TfL have pledged to work with the local boroughs to increase bus provision instead, including interchanges with the future Crossrail stations. TfL have said the tram scheme may be revisited however if further public transport capacity is needed after Crossrail is up and running.

==Alternative proposals==
Although there was strong opposition to the West London Tram scheme, most subjects expressed the view that congestion on the Uxbridge Road corridor was a major problem and thought that improvements to the existing bus services would be desirable.

Various transport systems have been proposed as an alternative.

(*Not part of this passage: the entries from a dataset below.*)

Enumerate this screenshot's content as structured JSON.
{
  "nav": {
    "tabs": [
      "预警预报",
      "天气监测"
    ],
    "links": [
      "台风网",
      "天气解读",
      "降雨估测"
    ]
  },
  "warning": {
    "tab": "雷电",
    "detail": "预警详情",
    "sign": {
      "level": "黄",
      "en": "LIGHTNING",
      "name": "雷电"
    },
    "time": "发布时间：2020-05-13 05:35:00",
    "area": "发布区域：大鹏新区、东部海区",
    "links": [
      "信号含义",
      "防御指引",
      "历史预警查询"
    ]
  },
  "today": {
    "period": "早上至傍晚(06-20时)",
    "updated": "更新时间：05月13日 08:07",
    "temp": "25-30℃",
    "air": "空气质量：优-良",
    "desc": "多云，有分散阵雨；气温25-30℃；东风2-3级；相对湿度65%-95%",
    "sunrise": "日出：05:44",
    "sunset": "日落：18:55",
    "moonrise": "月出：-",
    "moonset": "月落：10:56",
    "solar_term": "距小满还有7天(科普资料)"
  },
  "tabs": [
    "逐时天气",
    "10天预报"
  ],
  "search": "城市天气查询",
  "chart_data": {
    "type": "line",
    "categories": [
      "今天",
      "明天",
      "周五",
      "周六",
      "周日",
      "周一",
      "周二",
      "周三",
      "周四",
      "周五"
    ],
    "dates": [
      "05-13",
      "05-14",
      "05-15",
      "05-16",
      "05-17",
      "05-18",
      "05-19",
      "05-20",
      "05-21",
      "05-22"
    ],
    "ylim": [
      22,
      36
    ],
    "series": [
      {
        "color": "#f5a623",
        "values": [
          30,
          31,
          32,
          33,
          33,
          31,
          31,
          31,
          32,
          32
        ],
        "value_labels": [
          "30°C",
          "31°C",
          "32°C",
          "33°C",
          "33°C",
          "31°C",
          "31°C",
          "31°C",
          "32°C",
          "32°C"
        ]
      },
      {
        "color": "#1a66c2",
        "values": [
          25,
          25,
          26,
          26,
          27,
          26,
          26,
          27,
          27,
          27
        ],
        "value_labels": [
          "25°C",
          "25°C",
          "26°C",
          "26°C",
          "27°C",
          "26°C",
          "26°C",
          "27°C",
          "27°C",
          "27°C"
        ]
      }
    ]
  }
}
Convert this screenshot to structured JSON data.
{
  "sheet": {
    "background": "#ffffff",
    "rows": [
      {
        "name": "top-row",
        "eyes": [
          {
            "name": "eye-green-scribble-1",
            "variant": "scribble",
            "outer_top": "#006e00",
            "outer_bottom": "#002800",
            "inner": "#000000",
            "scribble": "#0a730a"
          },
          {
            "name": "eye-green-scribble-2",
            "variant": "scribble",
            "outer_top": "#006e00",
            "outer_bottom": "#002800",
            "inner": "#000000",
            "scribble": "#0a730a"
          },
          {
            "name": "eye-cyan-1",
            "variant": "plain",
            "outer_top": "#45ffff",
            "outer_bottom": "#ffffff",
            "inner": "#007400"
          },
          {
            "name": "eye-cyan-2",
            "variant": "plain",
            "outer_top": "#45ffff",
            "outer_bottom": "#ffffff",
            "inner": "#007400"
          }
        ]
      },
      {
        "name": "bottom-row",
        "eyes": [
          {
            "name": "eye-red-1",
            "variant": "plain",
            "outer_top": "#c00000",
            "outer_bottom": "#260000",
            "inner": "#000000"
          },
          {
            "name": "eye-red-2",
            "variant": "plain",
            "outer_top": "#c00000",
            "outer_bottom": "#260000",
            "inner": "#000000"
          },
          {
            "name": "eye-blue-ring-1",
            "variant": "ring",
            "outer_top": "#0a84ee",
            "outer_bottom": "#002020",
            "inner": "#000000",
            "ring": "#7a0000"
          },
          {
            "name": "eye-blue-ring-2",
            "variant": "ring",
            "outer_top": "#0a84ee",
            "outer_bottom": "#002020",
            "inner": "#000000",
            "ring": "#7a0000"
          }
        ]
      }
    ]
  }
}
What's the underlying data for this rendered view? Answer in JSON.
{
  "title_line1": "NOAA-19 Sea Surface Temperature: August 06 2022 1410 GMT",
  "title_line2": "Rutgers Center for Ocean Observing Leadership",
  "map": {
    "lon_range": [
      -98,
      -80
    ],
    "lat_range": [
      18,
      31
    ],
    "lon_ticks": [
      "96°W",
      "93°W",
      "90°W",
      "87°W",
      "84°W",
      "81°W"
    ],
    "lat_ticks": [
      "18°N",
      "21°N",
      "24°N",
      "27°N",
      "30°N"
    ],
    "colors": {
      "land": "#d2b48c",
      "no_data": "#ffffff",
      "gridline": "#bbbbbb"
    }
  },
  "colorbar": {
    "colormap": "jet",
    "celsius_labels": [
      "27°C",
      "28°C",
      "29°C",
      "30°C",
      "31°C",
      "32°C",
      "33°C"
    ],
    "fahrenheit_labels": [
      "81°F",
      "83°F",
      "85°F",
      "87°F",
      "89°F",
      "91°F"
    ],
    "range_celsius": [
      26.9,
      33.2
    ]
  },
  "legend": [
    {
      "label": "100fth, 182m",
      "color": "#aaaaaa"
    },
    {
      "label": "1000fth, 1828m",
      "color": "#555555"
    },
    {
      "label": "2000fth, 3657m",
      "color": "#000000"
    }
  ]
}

- Campaigning group Trolley Buses for West London advocated the introduction of trolleybuses (cabled buses); while such a system would deliver the environmental benefits of electric traction vehicles running on rubber tyres would be quieter, more flexible in congestion, and not entail the maintenance of track nor its laying.

- Alternative thinkers suggest a monorail. For comparison, in 2003, a proposal was considered by Hounslow London Borough Council to construct a 21 km elevated monorail strong-piered above the A4 route from Hammersmith to Heathrow Airport. This was rejected by TfL.